Halvard et Ulrich découvrirent le cadavre d’un autre vampire. Victime de l’un de ses frères, les goules n’y avaient curieusement pas touché. Il devait donc rester deux vampires. Où donc pouvaient-ils se trouver ? S’étaient-ils mis d’accord pour régner sur ces profondeurs ? La vaste caverne ne recelait la réponse à aucune de ces deux questions.
— Peut-être sont-ils partis ? supposa Rowena lorsque les deux groupes firent jonction. Après tout, ils savent que les gobelins veulent reprendre la place.
— Ce n’est pas impossible, répondit Halvard d’un ton monocorde.
— Je ne connais pas aussi bien les vampires que les harpies, intervint Ulrich, je ne saurais pas vous dire.
Ils continuèrent donc et aboutirent bientôt dans une autre caverne, plus petite mais d’aspect plus riche, plus travaillé. De nombreuses goules s’y trouvaient, et le quatuor n’eut d’autre choix que d’engager le combat. Les sortilèges fusèrent bientôt de toute part et ce fut pire lorsque, tentant de surprendre les sorciers, les deux vampires bondirent au cœur de la mêlée. Les goules hurlaient et feulaient dans l’obscurité brisée seulement par les éclairs et les flashes des sortilèges. Godric se servit de son épée à plusieurs reprises pour couvrir ses camarades. Mais au final, les goules prirent la fuite et les vampires furent désarmés.

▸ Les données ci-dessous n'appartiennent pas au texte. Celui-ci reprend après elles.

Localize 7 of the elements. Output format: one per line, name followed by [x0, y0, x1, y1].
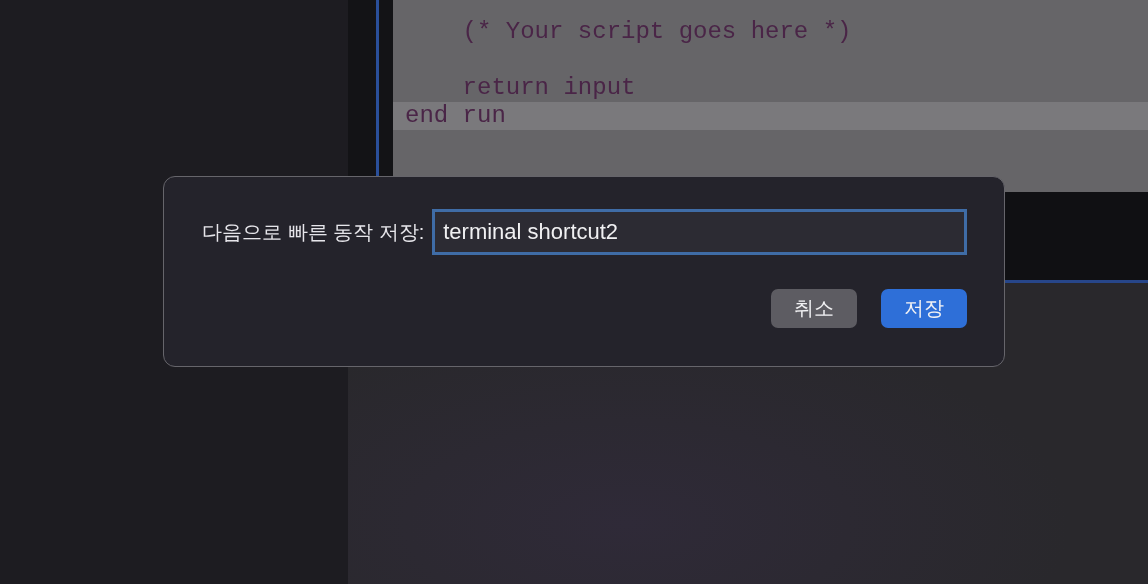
code-line: (* Your script goes here *): [461, 18, 852, 46]
name-input-field[interactable]: terminal shortcut2: [432, 209, 967, 255]
code-line: return input: [461, 74, 636, 102]
field-label: 다음으로 빠른 동작 저장:: [202, 219, 425, 245]
code-line: end run: [405, 102, 506, 130]
save-button[interactable]: 저장: [881, 289, 967, 328]
cancel-button[interactable]: 취소: [771, 289, 857, 328]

Godric insista longuement pour les épargner : en tant que créatures humaines, du moins en partie, il estimait que le droit de les exécuter ne leur revenait pas. Halvard s’en moquait mais penchait pour une mise à mort immédiate. Les gobelins, selon lui, ne se seraient pas embarrassés de telles questions. Ulrich penchait du côté d’Halvard. Pour avoir côtoyé des créatures semi-humaines durant une bonne partie de sa vie, il savait qu’on ne pouvait pas faire confiance à des créatures corrompues par des magies extrêmement sombres pour se conduire convenablement. Quant à Rowena, elle en aurait bien gardé un pour l’étudier.
Finalement, il fut décidé de laisser les gobelins s’en charger. Cela revenait à les condamner, mais au moins ils n’auraient pas le sang de ces non-morts sur les mains.
— Que faisons-nous de leurs baguettes ? questionna Halvard, qui ne cachait pas sa convoitise.
— Ils les ont sûrement volées, supposa Ulrich. Et l’utilisation d’une baguette par une vampire à tendance à la corrompre. Nous devrions les détruire.
— Où les rendre aux propriétaires ou à leur famille, suggéra Godric. Une baguette vaut cher. Je pense que ceux qui les ont fabriquées pourraient retrouver à qui elles appartiennent.
— À qui elles appartenaient, corrigea Rowena. Les baguettes ne sont pas de simples objets. La magie qui les anime les rend vivantes.
— Tu en connais un rayon, on dirait.
— Je m'intéresse à de nombreux sujets, Halvard. Ce que je voulais dire, c’est que si un sorcier est vaincu par un autre, il arrive que sa baguette change d’allégeance.
À ces mots, Halvard eut un grand sourire et avança sa main vers les baguettes que Godric tenait dans sa paume ouverte. Les deux vampires portaient sur eux pas moins de sept baguettes.
— Si ce que tu dis est vrai, alors l’une de ces baguettes devrait m’appartenir.
Et alors même qu’il effleurait l’une des baguettes, il sentit quelque chose, comme un souffle sur sa peau, comme un fluide dans son sang. Il s’en saisit et la contempla, sous le regard des autres.
— Tu sens quelque chose ?
— C’est comme si elle me parlait… répondit Halvard dans un souffle, d’une voix à peine audible.
— Garde-la. C’est ce que tu voulais après-tout. Nous devrions partir d’ici, et informer Gratuc.
— Ce n’était pas Gortac, le nom de ce gobelin ?
— Ah oui, c’est ça, admit Godric. J’ai toujours eu du mal avec les noms des gobelins. C’est comme s’il leur manquait des lettres dans leur alphabet.